Beacon Hill Concerned with Nursing
Homes but Not DSS Homes

The article featured next to this in last Friday’s Herald showed a blindspot in our legislators’ perceptions. It’s titled, “Lawmakers call for tighter scrutiny of nursing homes.” The article begins: “Bay State lawmakers - stunned by state inspections revealing abuse and neglect in nursing homes - yesterday called for tighter scrutiny and efforts to stop high staff turnover at the troubled facilities. ‘There should be more spot checks at random 24-hours-a-day all over Massachusetts,’ said Sen. Mark Montigny (D- New Bedford), the chairman of the ways and Means committee. ‘An industry that cares for people must be sternly regulated by not only laws, but roving investigators.’” 

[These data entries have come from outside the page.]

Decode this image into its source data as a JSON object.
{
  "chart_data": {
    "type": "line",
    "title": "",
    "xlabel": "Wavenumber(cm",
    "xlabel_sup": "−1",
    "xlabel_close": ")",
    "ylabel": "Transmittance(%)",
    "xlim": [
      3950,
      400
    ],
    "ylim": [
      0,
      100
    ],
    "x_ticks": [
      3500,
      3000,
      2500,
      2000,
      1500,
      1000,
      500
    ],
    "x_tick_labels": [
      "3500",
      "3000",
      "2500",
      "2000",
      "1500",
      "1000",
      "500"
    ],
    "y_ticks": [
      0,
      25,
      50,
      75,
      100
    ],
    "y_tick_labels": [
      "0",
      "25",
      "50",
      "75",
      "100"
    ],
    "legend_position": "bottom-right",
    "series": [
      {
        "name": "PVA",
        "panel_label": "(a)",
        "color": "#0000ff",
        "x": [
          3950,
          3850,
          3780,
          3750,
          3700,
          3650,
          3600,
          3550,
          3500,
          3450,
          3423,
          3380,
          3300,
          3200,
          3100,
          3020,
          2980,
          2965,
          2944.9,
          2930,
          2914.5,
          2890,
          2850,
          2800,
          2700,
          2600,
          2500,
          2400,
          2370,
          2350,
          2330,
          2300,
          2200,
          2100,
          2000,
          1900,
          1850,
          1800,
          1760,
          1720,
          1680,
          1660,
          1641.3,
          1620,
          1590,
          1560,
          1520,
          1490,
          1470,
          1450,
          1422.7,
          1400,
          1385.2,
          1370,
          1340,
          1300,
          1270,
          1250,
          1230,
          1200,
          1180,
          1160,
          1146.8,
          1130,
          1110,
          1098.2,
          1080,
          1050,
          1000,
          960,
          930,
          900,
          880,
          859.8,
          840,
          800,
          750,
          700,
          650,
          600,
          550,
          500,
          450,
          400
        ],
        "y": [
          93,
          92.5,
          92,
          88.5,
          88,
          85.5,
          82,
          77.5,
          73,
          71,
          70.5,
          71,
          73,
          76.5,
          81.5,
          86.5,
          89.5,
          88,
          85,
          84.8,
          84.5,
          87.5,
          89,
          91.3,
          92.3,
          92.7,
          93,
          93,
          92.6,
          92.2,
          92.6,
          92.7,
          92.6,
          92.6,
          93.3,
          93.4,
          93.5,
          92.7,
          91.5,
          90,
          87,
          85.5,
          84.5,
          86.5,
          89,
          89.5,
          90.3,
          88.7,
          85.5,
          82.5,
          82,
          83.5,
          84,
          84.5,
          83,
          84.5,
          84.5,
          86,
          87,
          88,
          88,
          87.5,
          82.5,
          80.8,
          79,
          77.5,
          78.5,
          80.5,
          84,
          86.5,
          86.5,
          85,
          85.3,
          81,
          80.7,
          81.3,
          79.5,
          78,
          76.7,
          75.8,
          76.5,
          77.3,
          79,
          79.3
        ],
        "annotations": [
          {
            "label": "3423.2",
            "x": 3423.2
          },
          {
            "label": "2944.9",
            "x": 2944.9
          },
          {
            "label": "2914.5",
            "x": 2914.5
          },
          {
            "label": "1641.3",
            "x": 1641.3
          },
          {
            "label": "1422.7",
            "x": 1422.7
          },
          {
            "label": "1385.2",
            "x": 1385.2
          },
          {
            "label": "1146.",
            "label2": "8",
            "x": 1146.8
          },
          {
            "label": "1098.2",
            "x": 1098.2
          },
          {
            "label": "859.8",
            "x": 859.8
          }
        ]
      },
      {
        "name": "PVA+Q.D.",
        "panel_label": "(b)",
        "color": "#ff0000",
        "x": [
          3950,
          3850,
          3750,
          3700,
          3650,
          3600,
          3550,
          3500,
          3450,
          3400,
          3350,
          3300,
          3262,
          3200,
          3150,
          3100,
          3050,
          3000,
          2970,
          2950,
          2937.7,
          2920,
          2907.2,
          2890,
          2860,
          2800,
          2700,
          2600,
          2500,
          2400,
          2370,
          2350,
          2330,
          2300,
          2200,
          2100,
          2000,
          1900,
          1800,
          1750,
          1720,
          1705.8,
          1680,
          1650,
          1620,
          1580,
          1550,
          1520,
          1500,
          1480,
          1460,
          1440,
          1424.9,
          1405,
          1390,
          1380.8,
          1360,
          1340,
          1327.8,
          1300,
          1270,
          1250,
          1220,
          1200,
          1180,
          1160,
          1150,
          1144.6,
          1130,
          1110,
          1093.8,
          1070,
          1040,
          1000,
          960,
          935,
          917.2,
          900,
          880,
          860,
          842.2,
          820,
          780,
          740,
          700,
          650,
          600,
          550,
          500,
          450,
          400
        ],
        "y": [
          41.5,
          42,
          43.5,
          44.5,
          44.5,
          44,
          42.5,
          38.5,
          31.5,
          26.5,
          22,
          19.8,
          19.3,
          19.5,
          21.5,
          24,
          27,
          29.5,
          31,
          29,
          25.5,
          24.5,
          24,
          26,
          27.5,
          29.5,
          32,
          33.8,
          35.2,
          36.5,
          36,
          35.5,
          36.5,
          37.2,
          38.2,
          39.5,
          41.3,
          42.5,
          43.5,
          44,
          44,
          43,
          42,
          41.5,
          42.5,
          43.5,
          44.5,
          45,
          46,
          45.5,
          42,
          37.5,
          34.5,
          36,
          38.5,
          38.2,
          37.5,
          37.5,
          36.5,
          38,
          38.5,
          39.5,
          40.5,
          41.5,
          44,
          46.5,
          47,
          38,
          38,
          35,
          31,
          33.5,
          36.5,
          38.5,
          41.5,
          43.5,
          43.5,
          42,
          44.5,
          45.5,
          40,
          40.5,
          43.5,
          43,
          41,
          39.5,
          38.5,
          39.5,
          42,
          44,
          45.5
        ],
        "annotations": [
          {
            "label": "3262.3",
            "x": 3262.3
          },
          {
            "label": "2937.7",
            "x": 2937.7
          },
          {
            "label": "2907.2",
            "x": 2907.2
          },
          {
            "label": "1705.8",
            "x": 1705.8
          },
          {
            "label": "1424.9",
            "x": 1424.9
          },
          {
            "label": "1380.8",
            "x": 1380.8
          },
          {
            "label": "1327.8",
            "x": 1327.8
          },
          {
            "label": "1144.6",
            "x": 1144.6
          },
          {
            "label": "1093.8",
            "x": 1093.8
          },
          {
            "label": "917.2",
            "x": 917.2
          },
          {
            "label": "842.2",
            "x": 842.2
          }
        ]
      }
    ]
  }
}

The article goes on to quote Rep. David Sullivan (D- Fall River) and Sen. Therese Murray (D- Plymouth), the consensus being (surprise!) that more funding and more attractive employee benefit packages would solve the problems. I can’t agree that modest wages and lack of benefits causes cruelty and abuse. I believe it is perpetrated by sadistic, ignorant people with psychological problems. It is interesting to note, though, the diametrically opposed  attitude our legislators have towards elder abuse and the abuse of children in state care. While they are outraged and appalled at the abuse found in nursing homes, they have no interest whatsoever in investigating (let alone mobilizing against) the rapes and abuses perpetrated upon other peoples’ children who are trapped in DSS’ secretive care. The abuses referred to in the Wayside article are, after all, nothing extraordinary. They continue day after day, accepted as standard operating procedure, in the 258 DSS contracted residential homes (and God only knows how many foster homes) throughout the State of Massachusetts without so much as a raised eyebrow on Beacon Hill.